I think the next couple of shelves are wider
, Debs said.
We should spend the night on one, tie ourselves on.

I'm not sleeping on the cliff
, Jenna said.

We'll be doing most of it in the dark
, Adam warned.

Not if we stop pissing around talking
, Carly said.

She led the way, faster and fitter from the rock wall at uni. Teasing and cajoling, she egged them on, thinking about the relative comfort at the bottom versus a cold, exposed night lashed to a tree. The next ledge was wide but with an incline sloping towards the sharp edge of the shelf.

Here
, Debs said.

Jenna was sitting against the rock wall.
I wouldn't have bloody come if I knew we were going to sleep here.

She was always first to complain. Carly and Debs looked to Adam for another opinion.

I don't know
. He dropped his pack from his shoulders, rubbed his arms.
I'm not feeling so great.

What's wrong?

Tired, hung-over
.
I had that flu last week, it feels like it's freshening up.
He shrugged.
What do you think, Carl?

She was the game one, the scout, the one who mapped their routes – and it was only now she wondered if they were up to this canyon. She'd glanced around as though she was the expert, arrogant even then. They were halfway down, Jenna and Adam were slow but managing, the incline made it feel like they were slipping when they were standing still, so she made the decision.
We keep going.

Debs wasn't happy but a brief argument decided they'd reassess fitness and conditions at the next ledge.

It had suffered a rock fall since the last time they were there, the widest part reduced to standing room only. It was almost eight thirty and would have been pitch-dark except for a full moon. Their torches jerked and slid around what remained of the crumbling ledge.

Fuck
, Debs said for all of them.

Christ, I need to lie down
, Jenna groaned.

Don't.

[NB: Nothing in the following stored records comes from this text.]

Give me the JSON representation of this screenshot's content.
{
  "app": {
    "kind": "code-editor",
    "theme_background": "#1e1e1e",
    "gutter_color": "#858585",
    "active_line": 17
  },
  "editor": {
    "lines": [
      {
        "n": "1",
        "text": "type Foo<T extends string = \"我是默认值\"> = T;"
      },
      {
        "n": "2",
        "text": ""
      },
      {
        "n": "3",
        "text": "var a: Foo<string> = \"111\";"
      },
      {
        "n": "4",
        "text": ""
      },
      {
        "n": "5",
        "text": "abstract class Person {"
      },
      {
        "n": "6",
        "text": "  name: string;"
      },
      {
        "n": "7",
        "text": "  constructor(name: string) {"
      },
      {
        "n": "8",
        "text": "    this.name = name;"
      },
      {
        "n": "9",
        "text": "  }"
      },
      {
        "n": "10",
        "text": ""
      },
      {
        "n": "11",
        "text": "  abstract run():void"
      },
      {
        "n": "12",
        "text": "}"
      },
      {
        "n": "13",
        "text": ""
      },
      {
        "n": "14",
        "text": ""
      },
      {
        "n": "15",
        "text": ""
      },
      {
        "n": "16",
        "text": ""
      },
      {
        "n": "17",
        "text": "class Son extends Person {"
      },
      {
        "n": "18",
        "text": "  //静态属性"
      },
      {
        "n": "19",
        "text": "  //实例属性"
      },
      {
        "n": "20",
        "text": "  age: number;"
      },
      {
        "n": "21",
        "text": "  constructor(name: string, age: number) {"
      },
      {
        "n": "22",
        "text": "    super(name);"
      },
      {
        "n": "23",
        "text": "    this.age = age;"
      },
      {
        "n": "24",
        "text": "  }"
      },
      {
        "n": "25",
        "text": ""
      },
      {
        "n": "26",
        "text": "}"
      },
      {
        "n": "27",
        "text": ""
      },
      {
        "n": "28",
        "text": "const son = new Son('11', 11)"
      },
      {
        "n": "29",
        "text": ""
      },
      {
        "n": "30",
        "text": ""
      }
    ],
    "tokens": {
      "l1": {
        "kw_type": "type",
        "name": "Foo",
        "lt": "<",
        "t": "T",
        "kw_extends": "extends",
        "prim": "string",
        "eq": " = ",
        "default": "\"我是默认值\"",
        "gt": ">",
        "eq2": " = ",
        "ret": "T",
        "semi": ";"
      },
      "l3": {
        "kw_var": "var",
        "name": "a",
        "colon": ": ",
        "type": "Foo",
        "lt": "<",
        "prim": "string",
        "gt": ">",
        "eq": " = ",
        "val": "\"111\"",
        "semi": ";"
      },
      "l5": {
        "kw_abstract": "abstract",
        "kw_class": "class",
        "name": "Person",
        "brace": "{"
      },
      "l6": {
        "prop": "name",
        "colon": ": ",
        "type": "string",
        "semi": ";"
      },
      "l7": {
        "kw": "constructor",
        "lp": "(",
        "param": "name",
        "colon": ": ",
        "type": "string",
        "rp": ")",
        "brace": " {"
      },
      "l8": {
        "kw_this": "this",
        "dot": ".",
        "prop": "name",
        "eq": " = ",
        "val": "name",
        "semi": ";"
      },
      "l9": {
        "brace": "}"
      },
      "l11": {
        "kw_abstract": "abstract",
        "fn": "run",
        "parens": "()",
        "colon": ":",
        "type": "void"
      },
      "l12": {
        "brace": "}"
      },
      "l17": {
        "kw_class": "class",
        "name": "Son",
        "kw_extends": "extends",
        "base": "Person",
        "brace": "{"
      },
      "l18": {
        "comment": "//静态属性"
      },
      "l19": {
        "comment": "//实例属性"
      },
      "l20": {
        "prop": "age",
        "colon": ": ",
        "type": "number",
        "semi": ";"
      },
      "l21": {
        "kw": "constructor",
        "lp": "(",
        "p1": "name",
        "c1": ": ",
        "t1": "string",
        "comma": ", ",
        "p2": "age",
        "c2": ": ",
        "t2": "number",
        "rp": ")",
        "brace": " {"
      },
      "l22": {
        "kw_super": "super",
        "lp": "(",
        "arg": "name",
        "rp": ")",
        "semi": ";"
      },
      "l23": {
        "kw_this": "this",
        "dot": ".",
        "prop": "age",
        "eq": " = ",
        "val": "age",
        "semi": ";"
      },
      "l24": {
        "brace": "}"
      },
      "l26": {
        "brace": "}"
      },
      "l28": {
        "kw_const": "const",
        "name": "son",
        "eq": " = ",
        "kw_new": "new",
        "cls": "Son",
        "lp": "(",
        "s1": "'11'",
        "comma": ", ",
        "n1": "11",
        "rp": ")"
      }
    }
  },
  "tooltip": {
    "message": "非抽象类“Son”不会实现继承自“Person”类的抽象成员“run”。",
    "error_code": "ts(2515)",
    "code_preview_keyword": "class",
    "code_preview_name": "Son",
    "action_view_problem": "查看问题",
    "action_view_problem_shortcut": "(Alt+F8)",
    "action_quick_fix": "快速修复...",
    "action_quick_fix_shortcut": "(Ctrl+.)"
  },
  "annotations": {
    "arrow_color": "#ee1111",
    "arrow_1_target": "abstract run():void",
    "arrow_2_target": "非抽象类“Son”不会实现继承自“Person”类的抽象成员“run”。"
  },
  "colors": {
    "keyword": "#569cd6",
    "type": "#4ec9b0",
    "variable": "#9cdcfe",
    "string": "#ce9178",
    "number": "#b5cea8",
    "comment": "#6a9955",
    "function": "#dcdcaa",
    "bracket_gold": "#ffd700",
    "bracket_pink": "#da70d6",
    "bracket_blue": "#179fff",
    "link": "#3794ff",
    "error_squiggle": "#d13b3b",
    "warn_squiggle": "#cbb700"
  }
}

The ground's not stable.
Adam scuffed a shoe, sending pebbles tumbling over the ledge.

He was shivering, Carly saw.
We keep moving.

Where, for fuck's sake?
Deb's voice was sharp with anger and alarm.
We can't fucking see.

There
, Carly aimed her light.
We can anchor on that tree. We used it once before.

Silence as four torch beams settled on the craggy, stunted trunk that clung to the rock shelf. The path to it was a narrow ledge, only wide enough for single file,
sloping steeply towards the drop into the valley, the rubble underfoot slippery. She took the lead, faking confidence, hoping the darkness hid the trembling in her legs.
Come on, it's fine.

Carly kept her light on them as they moved slowly towards her, keeping distance between them like they'd been taught, so one falling person didn't take everyone with them. It didn't matter. There was a skittering of stones, a snap-crack under Carly's feet. Jenna gasped. Adam swore. Debs' head lifted, fear in her eyes as they met Carly's. Then the whoosh, as though the canyon had taken a great gulp of air. The night filled with screaming. Carly's body tumbled and twisted, suspended and pelted by the darkness … all the way to the agonising, bone-breaking thump on the shelf below.